利威尔特地问过他转生之后最初期的梦境内容,那正是埃尔温前世刚刚失去父亲的日子,那个孩子第一次尝到了与人分享内心的苦果,包含着困惑、痛苦和悔恨的复杂情绪融入骨髓,成为了他自身的一部分。

“埃尔温自己也说过,他欺骗了很多人。”利威尔说。

埃尔温的性格当中有种过度自责的倾向,他也多少明白那是为什么。

“不过这世界上的人本来就各种各样,有人话多有人话少,有人瞒不住事有人口风紧,有人直接了当有人城府深……他不过是其中的一个。白痴才对所有人都毫无保留。”

“你觉得他那样很好?”奈尔问。

“他那种说话方式,我经常搞不清楚自己究竟听没听懂。”利威尔说,“想起来就心烦,愿意的时候明明是个很能说的家伙。”

“你到底是在夸他还是损他?”奈尔满脸都写着“我没有听懂”。

“夸他。”利威尔迅速回答。这种二选一的问题很适合他。

他有个说话词不达意的毛病,而且自己也相当明白,如无必要不会跟熟人以外的对象长篇大论。

奈尔露出了将信将疑的神情,过了好一会才找回自己中断的回忆,继续说了下去:“反正后来没过多久,慢慢就有传言出来了。”

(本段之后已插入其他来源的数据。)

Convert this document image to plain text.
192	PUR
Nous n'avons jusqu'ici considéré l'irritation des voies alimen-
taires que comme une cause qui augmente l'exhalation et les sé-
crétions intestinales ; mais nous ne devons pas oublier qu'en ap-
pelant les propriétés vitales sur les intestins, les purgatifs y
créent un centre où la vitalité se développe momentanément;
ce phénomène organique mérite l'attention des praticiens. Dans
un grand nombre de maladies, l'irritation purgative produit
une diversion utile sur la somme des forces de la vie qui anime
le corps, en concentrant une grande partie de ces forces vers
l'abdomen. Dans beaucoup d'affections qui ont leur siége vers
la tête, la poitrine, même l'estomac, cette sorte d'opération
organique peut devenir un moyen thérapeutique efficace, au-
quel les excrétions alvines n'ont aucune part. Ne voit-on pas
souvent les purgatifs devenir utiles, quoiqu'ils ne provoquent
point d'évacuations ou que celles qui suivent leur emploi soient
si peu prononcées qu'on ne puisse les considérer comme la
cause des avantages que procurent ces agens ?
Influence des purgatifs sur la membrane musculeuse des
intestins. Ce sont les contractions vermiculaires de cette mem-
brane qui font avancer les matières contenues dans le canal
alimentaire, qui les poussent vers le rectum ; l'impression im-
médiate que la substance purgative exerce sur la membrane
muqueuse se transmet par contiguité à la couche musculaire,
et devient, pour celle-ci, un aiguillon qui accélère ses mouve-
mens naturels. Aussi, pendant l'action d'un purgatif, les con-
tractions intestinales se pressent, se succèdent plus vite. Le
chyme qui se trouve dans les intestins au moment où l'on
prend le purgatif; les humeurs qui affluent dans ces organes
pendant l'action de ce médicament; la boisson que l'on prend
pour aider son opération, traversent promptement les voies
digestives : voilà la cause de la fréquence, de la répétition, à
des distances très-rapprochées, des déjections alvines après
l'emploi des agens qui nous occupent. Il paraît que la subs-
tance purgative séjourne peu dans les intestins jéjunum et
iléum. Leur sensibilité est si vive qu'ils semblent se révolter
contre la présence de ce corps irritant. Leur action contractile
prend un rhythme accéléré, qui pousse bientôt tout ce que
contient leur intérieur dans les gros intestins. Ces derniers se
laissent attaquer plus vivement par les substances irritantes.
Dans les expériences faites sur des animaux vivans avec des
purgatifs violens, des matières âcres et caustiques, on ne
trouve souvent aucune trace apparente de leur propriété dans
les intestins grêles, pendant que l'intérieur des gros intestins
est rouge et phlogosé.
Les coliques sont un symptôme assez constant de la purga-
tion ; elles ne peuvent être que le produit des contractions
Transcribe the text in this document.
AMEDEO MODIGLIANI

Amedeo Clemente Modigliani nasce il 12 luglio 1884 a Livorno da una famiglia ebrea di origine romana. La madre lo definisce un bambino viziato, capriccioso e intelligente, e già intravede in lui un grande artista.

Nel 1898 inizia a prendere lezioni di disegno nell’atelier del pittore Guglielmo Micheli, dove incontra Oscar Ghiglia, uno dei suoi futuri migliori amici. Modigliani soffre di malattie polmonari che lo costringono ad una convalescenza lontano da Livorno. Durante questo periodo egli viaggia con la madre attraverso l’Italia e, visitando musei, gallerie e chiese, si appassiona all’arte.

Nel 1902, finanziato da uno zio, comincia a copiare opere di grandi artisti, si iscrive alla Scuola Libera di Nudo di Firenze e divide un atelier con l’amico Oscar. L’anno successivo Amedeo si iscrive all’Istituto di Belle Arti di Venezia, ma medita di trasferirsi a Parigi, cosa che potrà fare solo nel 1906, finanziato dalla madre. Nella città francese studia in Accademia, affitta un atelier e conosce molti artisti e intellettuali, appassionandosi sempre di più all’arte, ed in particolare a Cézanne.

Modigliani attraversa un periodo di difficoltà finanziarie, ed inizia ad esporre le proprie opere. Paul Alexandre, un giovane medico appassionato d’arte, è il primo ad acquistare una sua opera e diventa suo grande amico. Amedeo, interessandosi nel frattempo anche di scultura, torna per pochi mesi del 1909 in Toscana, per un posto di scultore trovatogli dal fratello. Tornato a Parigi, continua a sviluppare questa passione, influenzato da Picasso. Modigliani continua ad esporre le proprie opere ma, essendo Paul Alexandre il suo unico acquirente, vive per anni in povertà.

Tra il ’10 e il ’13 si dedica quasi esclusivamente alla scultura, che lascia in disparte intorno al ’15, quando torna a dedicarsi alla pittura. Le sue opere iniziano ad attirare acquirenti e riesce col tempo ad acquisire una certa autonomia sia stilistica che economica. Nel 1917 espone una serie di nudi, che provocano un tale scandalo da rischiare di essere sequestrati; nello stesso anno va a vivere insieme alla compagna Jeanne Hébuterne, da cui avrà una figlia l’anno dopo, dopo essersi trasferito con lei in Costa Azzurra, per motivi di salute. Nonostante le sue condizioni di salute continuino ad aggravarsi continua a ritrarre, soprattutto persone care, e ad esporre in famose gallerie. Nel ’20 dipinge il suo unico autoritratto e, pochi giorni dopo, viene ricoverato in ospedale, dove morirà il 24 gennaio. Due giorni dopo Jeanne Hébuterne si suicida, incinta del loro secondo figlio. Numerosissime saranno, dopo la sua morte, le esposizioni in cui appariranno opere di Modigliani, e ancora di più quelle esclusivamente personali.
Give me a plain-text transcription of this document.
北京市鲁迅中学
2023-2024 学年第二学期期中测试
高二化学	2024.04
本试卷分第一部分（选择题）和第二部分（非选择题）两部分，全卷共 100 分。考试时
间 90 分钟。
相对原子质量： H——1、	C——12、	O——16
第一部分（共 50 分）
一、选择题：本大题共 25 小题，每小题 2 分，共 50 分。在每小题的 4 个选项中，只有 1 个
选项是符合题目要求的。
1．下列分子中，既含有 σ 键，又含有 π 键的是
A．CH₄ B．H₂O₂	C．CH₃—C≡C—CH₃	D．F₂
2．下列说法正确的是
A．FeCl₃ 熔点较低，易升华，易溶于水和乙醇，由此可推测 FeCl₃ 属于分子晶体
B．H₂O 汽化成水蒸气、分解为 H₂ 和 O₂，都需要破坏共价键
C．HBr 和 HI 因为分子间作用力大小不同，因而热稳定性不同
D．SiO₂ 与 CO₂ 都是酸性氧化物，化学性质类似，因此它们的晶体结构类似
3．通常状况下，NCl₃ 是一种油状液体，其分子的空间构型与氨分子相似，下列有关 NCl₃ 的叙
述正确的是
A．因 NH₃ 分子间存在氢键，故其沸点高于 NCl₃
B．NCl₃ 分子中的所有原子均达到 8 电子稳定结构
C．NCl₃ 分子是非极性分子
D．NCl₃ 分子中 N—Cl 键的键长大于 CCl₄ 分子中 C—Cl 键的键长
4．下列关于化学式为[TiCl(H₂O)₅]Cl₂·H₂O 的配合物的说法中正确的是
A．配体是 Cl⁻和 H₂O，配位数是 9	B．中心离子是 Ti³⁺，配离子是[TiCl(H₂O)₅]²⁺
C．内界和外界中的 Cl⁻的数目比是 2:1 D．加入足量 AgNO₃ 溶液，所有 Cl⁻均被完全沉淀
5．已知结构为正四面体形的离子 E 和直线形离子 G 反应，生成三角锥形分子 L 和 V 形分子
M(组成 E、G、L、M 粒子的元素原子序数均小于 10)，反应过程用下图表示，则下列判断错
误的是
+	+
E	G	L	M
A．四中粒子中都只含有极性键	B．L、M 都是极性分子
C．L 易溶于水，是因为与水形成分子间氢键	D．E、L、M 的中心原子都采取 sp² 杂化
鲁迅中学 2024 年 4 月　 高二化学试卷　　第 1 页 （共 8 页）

“有很多夸张的说法,说什么的都有。”奈尔单手撑着脸,努力思索。

利威尔不知道奈尔想起了什么,他们认识得更早,有一些他不知情的过往。

“他这个人,”他听见奈尔喃喃自语:“有点可怕啊。”

利威尔并不是第一次应对这种局面,他们在死亡率最高的兵团,一路走来牺牲无数,后来又受到内外夹击,同时对抗墙内王政和墙外势力,情况越发惨烈。埃尔温作为指挥官,连兵团内部都有人对他的领导风格心生厌恶。还能怎么指望来自外部的评价?

但利威尔不认为还有比他更合适站在那个位置的人。

“他跟你的关系还好。”他说,语气里透着克制,试图扭转奈尔回忆的方向。

他想,他不可能让全世界的人都喜欢上埃尔温。

连他本人都不怎么喜欢自己。

埃尔温经历了很多,忍受了很多,以为自己已经变成了另一个人。不过利威尔并不那么认为——埃尔温或许有一些变化,但本质上还是原来的那个,比他自己想得要好得多的人。

 

利威尔早在多年之前,就发现自己对埃尔温的认知与外界完全不同。

确实,他对埃尔温有执念。他曾经留意着与他相关的一切,追随着他的脚步,反复咀嚼他的每一个指令。

但并不仅仅是因为这个。

那一天,他盯着在自己跟前神采飞扬、侃侃而谈的上司,终于清晰地意识到了事情的关键——

埃尔温在他面前,或多或少的,跟平时是不一样的。

这种认知让他的精神亢奋了起来,甚至连拿着茶杯的手都开始轻微地发抖。

那种无法言明的吸引力并不是单方面的,埃尔温确实也有好好地看着他。

 

那时的利威尔没有发现自己产生了一种毫无根据的优越意识。

他一厢情愿地认为,就算眼前完完全全就是前世的那个奈尔,他也比他要更加了解埃尔温。